If you want to hear some lively discussion, I recommend that you register and attend.

Narrowing the GAP

Here's another example of a languishing brand attempting a turn-around. The GAP hasn't stood for anything in particular in years (except bland, I guess). I'm not sure they've actually narrowed the focus to a point where they will be successful.

Laura Ries has some thoughts on what happened and where they should go. It's an interesting read, and I recommend it.

This will be another one to watch.

Tuesday, March 11, 2008

Semphonic X Change 2008

The 2nd annual Semphonic X Change is now on the calendar. Eric Peterson has some good thoughts about last year's conference.
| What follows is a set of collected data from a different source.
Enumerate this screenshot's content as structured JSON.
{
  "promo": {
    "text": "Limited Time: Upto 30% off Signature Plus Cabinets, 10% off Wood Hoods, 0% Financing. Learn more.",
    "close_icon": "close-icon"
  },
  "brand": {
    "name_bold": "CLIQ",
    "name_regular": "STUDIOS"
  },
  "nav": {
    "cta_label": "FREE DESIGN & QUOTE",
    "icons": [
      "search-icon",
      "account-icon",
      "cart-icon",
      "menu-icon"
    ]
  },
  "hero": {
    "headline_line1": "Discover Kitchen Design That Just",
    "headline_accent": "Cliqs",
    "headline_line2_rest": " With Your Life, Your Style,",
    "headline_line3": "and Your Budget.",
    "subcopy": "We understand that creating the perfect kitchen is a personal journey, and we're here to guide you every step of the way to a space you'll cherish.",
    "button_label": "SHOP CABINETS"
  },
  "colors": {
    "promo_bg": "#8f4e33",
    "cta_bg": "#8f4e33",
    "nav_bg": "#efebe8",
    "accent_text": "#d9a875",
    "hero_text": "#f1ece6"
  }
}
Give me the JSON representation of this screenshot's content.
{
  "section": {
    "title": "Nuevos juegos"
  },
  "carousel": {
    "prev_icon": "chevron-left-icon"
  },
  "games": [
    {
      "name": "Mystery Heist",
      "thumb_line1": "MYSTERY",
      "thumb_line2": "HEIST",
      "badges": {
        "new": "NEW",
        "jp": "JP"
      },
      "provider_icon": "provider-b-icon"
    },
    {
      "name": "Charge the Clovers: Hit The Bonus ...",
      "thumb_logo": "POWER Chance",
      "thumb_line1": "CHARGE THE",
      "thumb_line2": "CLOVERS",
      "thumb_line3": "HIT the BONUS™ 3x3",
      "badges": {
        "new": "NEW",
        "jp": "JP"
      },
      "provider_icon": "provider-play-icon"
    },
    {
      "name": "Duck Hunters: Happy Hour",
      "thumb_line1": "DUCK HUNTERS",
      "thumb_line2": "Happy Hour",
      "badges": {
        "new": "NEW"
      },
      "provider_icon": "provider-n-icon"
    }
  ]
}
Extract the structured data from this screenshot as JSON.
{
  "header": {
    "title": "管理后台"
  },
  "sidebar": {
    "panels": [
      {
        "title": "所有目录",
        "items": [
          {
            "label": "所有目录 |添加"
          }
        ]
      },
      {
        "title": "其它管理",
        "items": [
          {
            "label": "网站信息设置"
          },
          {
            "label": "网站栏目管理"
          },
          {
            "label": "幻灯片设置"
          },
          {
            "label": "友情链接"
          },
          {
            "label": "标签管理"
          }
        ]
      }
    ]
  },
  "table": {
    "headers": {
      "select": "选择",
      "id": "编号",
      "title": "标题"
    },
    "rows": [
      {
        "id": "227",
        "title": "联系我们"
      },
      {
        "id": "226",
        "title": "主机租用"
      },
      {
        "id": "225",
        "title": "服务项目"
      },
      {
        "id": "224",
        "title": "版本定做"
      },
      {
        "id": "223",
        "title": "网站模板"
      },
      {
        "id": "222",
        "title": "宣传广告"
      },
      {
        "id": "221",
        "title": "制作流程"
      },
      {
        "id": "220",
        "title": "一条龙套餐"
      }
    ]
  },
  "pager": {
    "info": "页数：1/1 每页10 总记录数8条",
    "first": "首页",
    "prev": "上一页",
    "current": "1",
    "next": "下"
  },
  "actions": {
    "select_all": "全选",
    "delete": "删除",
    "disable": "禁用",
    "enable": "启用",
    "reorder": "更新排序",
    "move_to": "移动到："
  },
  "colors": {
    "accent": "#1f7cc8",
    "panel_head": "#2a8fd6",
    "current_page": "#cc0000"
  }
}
I was a huddle leader (there are no presenters) at X Change 2007, and it was an awesome experience. X Change is different because we are all there to learn from each other in intimate, small group settings. As a huddle leader, what I witnessed was a group of people who realized that each of them held key pieces of knowledge that, if they opened up to the group, became incredibly valuable as a part of the whole body of knowledge and experience contained in the room. We all learned far more from each other through discussion than any of us would have learned just listening to me talk.

If you have a chance to go this year, I highly recommend it. I hope to be there myself.